The machinations of the villain, if we can the character so, aren't always dangerous but they are intrusive and disturbing. This could have been easily solved by the main character but it's not because of what she doesn't feel like doing and because of what she keeps thinking she shouldn't have done in her past. Guilt and regret can be quite steady companions in people's lives and what made me think the most about this book is precisely that: how we let ourselves live and re-live some things on and on and that affects our judgment and sometimes out next choices. It's complicated but in this case, Sarah doesn't change her attitude on time because f how she feels.
Like another reader said in a review I checked, Sarah doesn't feel like reacting, she lets things develop as they are instead of solving them immediately and that happens with her relationship with others. But without this, the story wouldn't be as troublesome.

However, there are some things that don't feel very well done because of the way they are presented. It's quite obvious in some situations that some things can only happen with a lot of circumstantial coincidence. The plot really wouldn't last that long if not for a bit of inertia, actually. 

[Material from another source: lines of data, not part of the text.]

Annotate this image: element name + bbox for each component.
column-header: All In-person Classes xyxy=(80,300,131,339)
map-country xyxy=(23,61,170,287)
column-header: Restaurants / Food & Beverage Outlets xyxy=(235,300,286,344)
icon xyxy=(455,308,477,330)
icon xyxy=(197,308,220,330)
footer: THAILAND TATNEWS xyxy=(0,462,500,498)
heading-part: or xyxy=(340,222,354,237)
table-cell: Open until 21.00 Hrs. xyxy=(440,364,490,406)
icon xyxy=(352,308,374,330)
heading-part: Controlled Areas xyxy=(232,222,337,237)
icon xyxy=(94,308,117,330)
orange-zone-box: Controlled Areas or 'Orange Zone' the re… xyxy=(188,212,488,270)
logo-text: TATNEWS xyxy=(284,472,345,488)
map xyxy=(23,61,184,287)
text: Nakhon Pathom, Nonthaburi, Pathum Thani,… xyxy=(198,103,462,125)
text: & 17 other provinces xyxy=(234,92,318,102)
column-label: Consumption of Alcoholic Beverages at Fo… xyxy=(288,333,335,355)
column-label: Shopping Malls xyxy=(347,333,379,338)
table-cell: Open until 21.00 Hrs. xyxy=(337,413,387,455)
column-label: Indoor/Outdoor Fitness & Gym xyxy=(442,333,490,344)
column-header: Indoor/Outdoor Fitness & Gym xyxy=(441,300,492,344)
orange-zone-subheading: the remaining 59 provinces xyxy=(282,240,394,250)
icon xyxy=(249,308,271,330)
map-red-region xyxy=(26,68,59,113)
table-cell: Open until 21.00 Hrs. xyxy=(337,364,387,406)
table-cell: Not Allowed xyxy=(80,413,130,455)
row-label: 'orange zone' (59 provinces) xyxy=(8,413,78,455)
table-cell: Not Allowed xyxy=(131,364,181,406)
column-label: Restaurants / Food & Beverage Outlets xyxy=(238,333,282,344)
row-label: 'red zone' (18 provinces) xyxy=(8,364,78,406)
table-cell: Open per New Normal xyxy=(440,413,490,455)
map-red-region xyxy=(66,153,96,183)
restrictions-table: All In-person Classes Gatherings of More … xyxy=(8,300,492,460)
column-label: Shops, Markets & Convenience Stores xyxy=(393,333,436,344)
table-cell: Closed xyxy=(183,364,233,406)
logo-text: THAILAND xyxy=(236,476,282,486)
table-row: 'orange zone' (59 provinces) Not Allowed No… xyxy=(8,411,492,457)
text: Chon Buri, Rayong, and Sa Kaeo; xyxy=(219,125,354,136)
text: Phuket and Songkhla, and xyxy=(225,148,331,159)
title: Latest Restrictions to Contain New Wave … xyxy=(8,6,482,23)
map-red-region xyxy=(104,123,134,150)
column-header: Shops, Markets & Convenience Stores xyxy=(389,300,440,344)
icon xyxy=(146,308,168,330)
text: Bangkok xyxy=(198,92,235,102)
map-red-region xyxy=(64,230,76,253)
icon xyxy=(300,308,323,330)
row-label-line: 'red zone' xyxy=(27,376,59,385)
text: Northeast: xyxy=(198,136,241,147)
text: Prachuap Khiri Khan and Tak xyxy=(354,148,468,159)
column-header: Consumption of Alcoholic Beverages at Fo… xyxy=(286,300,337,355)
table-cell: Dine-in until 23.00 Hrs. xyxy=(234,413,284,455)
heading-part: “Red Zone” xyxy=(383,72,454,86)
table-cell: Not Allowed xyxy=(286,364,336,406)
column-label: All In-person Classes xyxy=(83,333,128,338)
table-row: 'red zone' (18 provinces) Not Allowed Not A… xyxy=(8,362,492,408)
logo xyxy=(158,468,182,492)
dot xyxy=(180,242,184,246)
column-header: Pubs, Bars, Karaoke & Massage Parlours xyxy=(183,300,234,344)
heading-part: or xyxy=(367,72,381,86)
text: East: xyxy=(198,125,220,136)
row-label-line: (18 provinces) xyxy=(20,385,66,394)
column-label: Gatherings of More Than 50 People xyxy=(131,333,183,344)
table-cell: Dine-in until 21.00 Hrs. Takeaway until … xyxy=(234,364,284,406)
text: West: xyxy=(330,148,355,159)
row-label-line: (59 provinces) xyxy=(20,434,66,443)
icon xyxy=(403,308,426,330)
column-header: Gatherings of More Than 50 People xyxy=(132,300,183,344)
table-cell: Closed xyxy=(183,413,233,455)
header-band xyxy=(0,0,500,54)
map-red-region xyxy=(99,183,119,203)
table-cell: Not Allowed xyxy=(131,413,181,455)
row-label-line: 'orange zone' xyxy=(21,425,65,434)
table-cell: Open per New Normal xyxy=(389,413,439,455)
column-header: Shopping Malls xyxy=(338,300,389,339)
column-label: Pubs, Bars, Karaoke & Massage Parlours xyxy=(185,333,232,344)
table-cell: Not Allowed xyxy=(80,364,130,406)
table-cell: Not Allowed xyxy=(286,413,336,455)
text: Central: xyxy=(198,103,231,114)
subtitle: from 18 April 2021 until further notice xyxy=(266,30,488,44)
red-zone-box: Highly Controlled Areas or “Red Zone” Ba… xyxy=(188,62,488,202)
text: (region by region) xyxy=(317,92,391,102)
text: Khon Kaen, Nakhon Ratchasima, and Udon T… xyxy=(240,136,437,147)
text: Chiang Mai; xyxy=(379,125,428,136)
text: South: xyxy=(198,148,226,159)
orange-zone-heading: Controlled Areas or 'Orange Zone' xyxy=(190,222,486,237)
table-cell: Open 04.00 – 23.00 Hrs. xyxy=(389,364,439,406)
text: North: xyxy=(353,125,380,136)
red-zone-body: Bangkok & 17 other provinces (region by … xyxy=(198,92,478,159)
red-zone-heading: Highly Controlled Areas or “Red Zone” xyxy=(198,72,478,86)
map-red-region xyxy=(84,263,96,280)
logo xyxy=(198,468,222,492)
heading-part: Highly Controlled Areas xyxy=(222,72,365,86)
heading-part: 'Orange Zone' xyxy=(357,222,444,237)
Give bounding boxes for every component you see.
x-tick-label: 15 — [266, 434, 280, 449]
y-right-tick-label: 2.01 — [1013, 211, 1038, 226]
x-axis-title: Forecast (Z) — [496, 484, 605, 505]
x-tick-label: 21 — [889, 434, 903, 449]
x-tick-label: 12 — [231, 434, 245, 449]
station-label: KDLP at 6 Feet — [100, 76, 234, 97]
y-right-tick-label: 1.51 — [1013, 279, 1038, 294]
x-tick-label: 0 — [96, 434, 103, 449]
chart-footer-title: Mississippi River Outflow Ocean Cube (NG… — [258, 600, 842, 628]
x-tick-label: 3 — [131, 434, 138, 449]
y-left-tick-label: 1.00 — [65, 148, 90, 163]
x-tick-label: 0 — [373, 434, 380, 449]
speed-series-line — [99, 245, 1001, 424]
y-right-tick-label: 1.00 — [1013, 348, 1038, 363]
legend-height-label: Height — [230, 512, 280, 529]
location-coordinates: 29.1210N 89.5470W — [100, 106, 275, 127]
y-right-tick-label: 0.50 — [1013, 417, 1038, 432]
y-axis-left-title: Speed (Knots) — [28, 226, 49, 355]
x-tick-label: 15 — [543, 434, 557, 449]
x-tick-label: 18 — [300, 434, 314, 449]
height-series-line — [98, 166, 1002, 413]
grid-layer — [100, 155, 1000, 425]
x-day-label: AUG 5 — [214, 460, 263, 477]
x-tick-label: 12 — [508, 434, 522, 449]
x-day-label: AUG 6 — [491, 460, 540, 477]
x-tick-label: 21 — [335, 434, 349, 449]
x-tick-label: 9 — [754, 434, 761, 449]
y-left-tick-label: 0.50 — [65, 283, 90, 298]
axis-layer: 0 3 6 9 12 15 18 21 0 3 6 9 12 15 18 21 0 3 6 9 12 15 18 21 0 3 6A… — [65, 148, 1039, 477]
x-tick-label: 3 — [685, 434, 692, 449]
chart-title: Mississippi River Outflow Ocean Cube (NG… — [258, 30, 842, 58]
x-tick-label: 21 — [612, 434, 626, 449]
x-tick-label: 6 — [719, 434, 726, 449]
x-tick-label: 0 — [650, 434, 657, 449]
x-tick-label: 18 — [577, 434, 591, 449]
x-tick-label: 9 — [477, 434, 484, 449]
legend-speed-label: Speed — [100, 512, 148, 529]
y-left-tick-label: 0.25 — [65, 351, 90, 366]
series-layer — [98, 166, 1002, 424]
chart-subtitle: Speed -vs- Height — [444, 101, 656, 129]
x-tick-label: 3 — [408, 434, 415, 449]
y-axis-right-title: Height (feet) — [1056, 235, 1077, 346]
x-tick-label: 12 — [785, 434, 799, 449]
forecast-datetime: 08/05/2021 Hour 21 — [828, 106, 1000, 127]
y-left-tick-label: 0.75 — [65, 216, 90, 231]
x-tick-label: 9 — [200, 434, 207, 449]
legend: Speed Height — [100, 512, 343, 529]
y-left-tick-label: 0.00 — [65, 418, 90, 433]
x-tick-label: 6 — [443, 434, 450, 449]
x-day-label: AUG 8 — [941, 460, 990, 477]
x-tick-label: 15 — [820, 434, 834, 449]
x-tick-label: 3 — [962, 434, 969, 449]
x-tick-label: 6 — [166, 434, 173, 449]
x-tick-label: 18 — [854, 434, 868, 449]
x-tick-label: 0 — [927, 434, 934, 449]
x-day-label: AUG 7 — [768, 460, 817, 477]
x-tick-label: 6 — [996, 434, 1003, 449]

This means the story only goes as it does because we are told about secrets the characters have and why someone else shouldn't know about them and so on. I liked reading the book for this challenge, to understand the motivation the characters had to need to behave a certain way.

When I turned the last page, I thought the villain was not really a villain, just someone misunderstood, who was not taken care of and went a malicious path but his actions were very wrong and I accept how the author "solved" things. As for Sarah, our heroine, I can't tell if her path had a good resolution but at least she had possibilities. 
I wouldn't say this has the best plot ever butt he psychological side of things and the entertaining value made it a good story, in general, to have been read.